От Сен-Прё до Вертера прогресс столь же велик. В первом было, как и предполагает его имя, некоторое воспоминание об идеальном рыцаре. Это Гёте, поэт новой эры, который окончательно расправляется с этим идеалом. В его героях физическое мужество, которое никогда не упускает своего эффекта на наивных читателей, почти слишком сильно игнорируется. Так обстоит дело в случае с Вильгельмом Мейстером и Фаустом. И Вертер тоже не рыцарь, а мыслящий и чувствующий микрокосм. Со своей ограниченной точки в пространстве он охватывает все существование, и тревога в его душе — это тревога, которая возвещает и сопровождает рождение новой эры. Его самое устойчивое настроение — это безграничная тоска. Он принадлежит эпохе предвкушения и начала, а не эпохе отречения и отчаяния. Мы увидим его антитезу в «Рене» Шатобриана. Главную причину несчастья Вертера следует искать в несоответствии между ограничениями общества и бесконечностью сердца. В прежние времена героями литературы были короли и принцы; их мирское положение гармонировало с их духовным величием; контраст между желанием и властью был неизвестен. И даже после того, как литература расширила свои границы, она все еще допускала только тех, чье рождение и богатство возвышали их над низкими трудами и заботами жизни. В «Вильгельме Мейстере» Гёте указывает причину. «О трижды счастливы, — восклицает он, — те, кто поставлен по рождению на высоты человечества и кто никогда не жил, никогда даже не путешествовал через долину унижения, в которой так много честных душ проводят жалкую жизнь. Они едва вступили в существование, как садятся на корабль, чтобы совершить великое общее путешествие; они пользуются каждым благоприятным дуновением ветра, в то время как другие, предоставленные самим себе, мучительно плывут следом, извлекая лишь малую пользу из попутного бриза, и часто тонут, когда их силы истощены, в жалкую смерть под волнами». Здесь мы имеем одно из благ жизни, а именно богатство, восхваляемое в красноречивых выражениях, и то, что можно сказать о богатстве, самом низком в ряду внешних преимуществ жизни, можно с еще большим основанием сказать обо всех других внешних формах счастья и власти.

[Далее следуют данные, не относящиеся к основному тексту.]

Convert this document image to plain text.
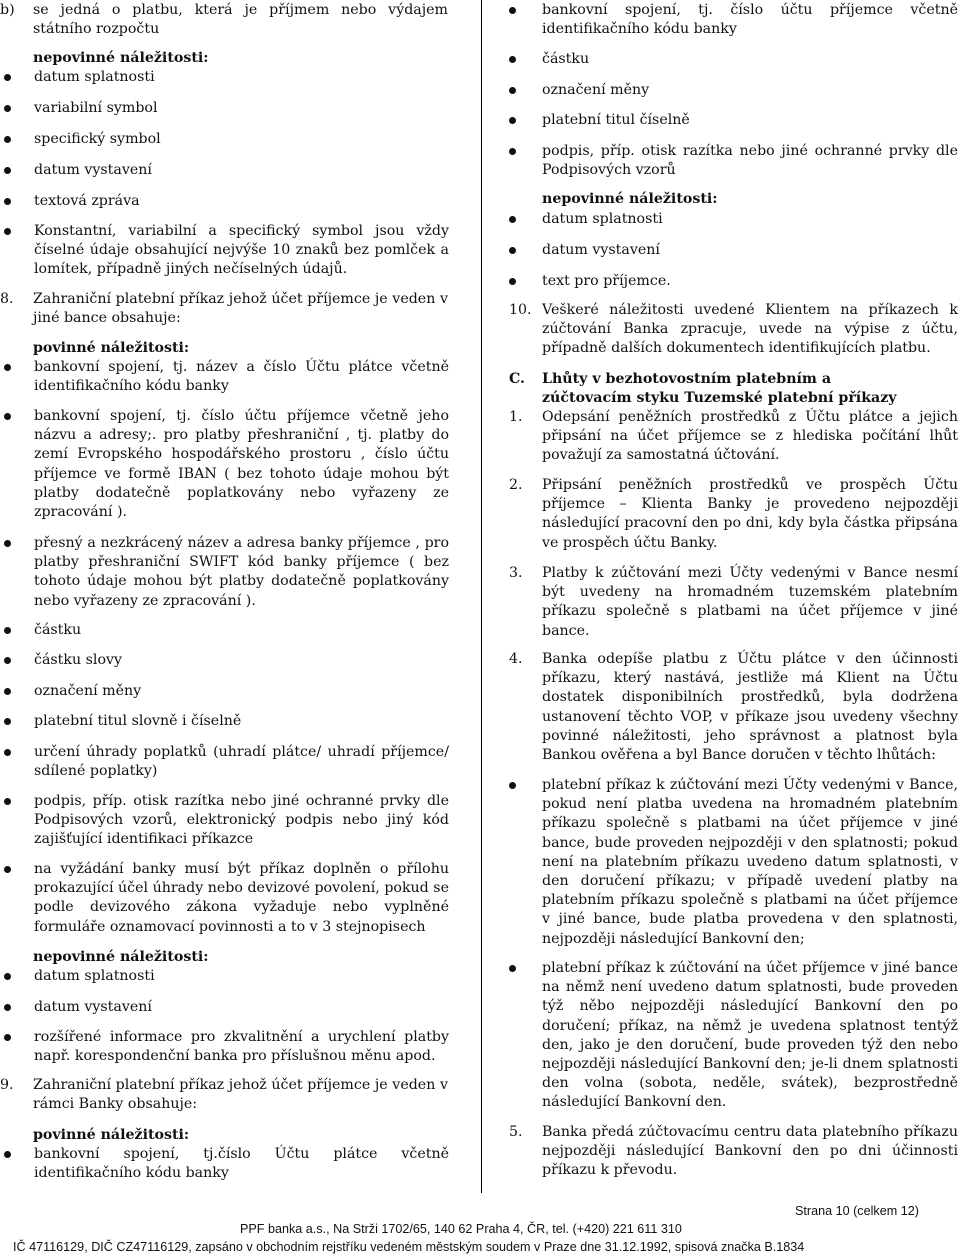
b) se jedná o platbu, která je příjmem nebo výdajem státního rozpočtu
nepovinné náležitosti:
datum splatnosti
variabilní symbol
specifický symbol
datum vystavení
textová zpráva
Konstantní, variabilní a specifický symbol jsou vždy číselné údaje obsahující nejvýše 10 znaků bez pomlček a lomítek, případně jiných nečíselných údajů.
8. Zahraniční platební příkaz jehož účet příjemce je veden v jiné bance obsahuje:
povinné náležitosti:
bankovní spojení, tj. název a číslo Účtu plátce včetně identifikačního kódu banky
bankovní spojení, tj. číslo účtu příjemce včetně jeho názvu a adresy;. pro platby přeshraniční , tj. platby do zemí Evropského hospodářského prostoru , číslo účtu příjemce ve formě IBAN ( bez tohoto údaje mohou být platby dodatečně poplatkovány nebo vyřazeny ze zpracování ).
přesný a nezkrácený název a adresa banky příjemce , pro platby přeshraniční SWIFT kód banky příjemce ( bez tohoto údaje mohou být platby dodatečně poplatkovány nebo vyřazeny ze zpracování ).
částku
částku slovy
označení měny
platební titul slovně i číselně
určení úhrady poplatků (uhradí plátce/ uhradí příjemce/ sdílené poplatky)
podpis, příp. otisk razítka nebo jiné ochranné prvky dle Podpisových vzorů, elektronický podpis nebo jiný kód zajišťující identifikaci příkazce
na vyžádání banky musí být příkaz doplněn o přílohu prokazující účel úhrady nebo devizové povolení, pokud se podle devizového zákona vyžaduje nebo vyplněné formuláře oznamovací povinnosti a to v 3 stejnopisech
nepovinné náležitosti:
datum splatnosti
datum vystavení
rozšířené informace pro zkvalitnění a urychlení platby např. korespondenční banka pro příslušnou měnu apod.
9. Zahraniční platební příkaz jehož účet příjemce je veden v rámci Banky obsahuje:
povinné náležitosti:
bankovní spojení, tj.číslo Účtu plátce včetně identifikačního kódu banky
bankovní spojení, tj. číslo účtu příjemce včetně identifikačního kódu banky
částku
označení měny
platební titul číselně
podpis, příp. otisk razítka nebo jiné ochranné prvky dle Podpisových vzorů
nepovinné náležitosti:
datum splatnosti
datum vystavení
text pro příjemce.
10. Veškeré náležitosti uvedené Klientem na příkazech k zúčtování Banka zpracuje, uvede na výpise z účtu, případně dalších dokumentech identifikujících platbu.
C. Lhůty v bezhotovostním platebním a zúčtovacím styku Tuzemské platební příkazy
1. Odepsání peněžních prostředků z Účtu plátce a jejich připsání na účet příjemce se z hlediska počítání lhůt považují za samostatná účtování.
2. Připsání peněžních prostředků ve prospěch Účtu příjemce – Klienta Banky je provedeno nejpozději následující pracovní den po dni, kdy byla částka připsána ve prospěch účtu Banky.
3. Platby k zúčtování mezi Účty vedenými v Bance nesmí být uvedeny na hromadném tuzemském platebním příkazu společně s platbami na účet příjemce v jiné bance.
4. Banka odepíše platbu z Účtu plátce v den účinnosti příkazu, který nastává, jestliže má Klient na Účtu dostatek disponibilních prostředků, byla dodržena ustanovení těchto VOP, v příkaze jsou uvedeny všechny povinné náležitosti, jeho správnost a platnost byla Bankou ověřena a byl Bance doručen v těchto lhůtách:
platební příkaz k zúčtování mezi Účty vedenými v Bance, pokud není platba uvedena na hromadném platebním příkazu společně s platbami na účet příjemce v jiné bance, bude proveden nejpozději v den splatnosti; pokud není na platebním příkazu uvedeno datum splatnosti, v den doručení příkazu; v případě uvedení platby na platebním příkazu společně s platbami na účet příjemce v jiné bance, bude platba provedena v den splatnosti, nejpozději následující Bankovní den;
platební příkaz k zúčtování na účet příjemce v jiné bance na němž není uvedeno datum splatnosti, bude proveden týž něbo nejpozději následující Bankovní den po doručení; příkaz, na němž je uvedena splatnost tentýž den, jako je den doručení, bude proveden týž den nebo nejpozději následující Bankovní den; je-li dnem splatnosti den volna (sobota, neděle, svátek), bezprostředně následující Bankovní den.
5. Banka předá zúčtovacímu centru data platebního příkazu nejpozději následující Bankovní den po dni účinnosti příkazu k převodu.
Strana 10 (celkem 12)
PPF banka a.s., Na Strži 1702/65, 140 62 Praha 4, ČR, tel. (+420) 221 611 310
IČ 47116129, DIČ CZ47116129, zapsáno v obchodním rejstříku vedeném městským soudem v Praze dne 31.12.1992, spisová značka B.1834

Именно на рубеже веков мы впервые сталкиваемся с этим странным несоответствием: личностью, которая является своего рода богом и правителем в духовном мире, чья способность чувствовать такова, что с ее помощью он втягивает в свою собственную жизнь всю жизнь вселенной, требование сердца которого есть требование всемогущества (ибо всемогущество он должен иметь, чтобы превратить холодный, твердый мир в мир по своему сердцу), и который, наряду со всем этим, является — чем? Секретарем миссии, возможно, как Вертер, с несколькими сотнями талеров в год, человек, который настолько нуждается, что радуется, когда наследный принц дарит ему двадцать пять дукатов, который полдня заперт в своем кабинете, который лишен всего, кроме буржуазного общества, и ищет исполнения всех своих желаний счастья в обладании девушкой, которую у него из-под носа уводит заурядный педант. Хотел бы он развить талант — на его пути препятствия; хотел бы он удовлетворить желание — его сдерживает какое-нибудь условное правило; в своем стремлении следовать своим пылким импульсам, утолить свою жгучую духовную жажду он страстно протягивает руки, но общество категорически говорит: нет. Казалось, что существует великий и ужасный разлад между индивидом и общим состоянием вещей, между сердцем и разумом, между законами страсти и законами общества. Впечатление, что это так, глубоко овладело тем поколением. Им казалось, что с великим механизмом существования что-то не так и что он скоро рухнет. И не прошло много времени, как они услышали грохот, прежде чем пришло то время, когда все барьеры были разрушены и все формы упразднены; когда установленный порядок был свергнут и классовые различия внезапно исчезли; когда воздух был наполнен дымом пороха и нотами «Марсельезы», когда древние границы королевств менялись и переменялись, короли были свергнуты и обезглавлены, а религия тысячи лет была упразднена; когда корсиканский лейтенант артиллерии провозгласил себя наследником Революции и объявил все карьеры открытыми для человека таланта, сын французского трактирщика взошел на трон Неаполя, а бывший гренадер схватил скипетры Швеции и Норвегии.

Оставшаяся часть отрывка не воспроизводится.